Action-wise, the film could either have been more realistic or made over the top like the classic Pinoy action films. The gun play is grounded enough but, to be honest, the martial arts scene came out of nowhere and was only of use in that one scene, then played into a comedy later. The street action scenes were used up in the beginning and mostly everything else was in the prison, limiting the freedom for huge mayhem. The infiltration in the ending could have been helped with having more guards to make for a typical “impenetrable” fortress that the heroes would break into but it just wasn't in the script.
The story theme is a standard of the ‘70s or ‘80s. The flashbacks add a little innovation but the actual twist could be deciphered early on. It's the ending that actually would catch people off guard, the surprise is actually quite welcome, or not, depending on your take on it.
What really could be taken as breaking new ground of sorts is showing the culture in our local prisons. The conditions the prisoners are in, being crammed in cells but actually being pretty open. The wardens let the inmates do what they please with their power plays and intrigues.
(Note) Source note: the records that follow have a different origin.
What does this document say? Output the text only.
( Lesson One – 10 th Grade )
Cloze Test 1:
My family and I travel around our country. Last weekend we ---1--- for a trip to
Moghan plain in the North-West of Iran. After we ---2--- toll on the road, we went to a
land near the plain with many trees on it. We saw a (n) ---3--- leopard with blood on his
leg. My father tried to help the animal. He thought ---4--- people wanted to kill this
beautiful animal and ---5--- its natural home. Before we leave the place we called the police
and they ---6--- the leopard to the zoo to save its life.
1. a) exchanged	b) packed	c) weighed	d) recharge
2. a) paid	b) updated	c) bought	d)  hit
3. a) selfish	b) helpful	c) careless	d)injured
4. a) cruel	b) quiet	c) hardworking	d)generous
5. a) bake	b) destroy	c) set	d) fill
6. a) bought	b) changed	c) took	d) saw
Some can actually leave the prison while women are actually brought inside for “parties?” Being by a body of water would actually make it easy to escape even without the corruption. The rules being pretty relaxed (to the point that the inmates could change the rules through a nude protest) is a puzzle for those who actually don't know how our own prisons are maintained. Are they following the perceived notion of how prisoners in foreign penitentiaries behave or was it true research on how the Santa Cruz City Jail is really run? If it's the latter, bravo on the producers for being true to life though that puts to question faith in on our own incarceration system.
Joem Bascon says about his latest film, Ang Bagong Dugo: "Nandun lahat ng hinananap mo sa film, yung drama, yung love scenes, revenge, yung pagmamahal..." This is on top of the furious action and the noted controversial scenes.
Ang Bagong Dugo is rated R-16 and is currently being screened in cinemas starting today, June 18, 2014.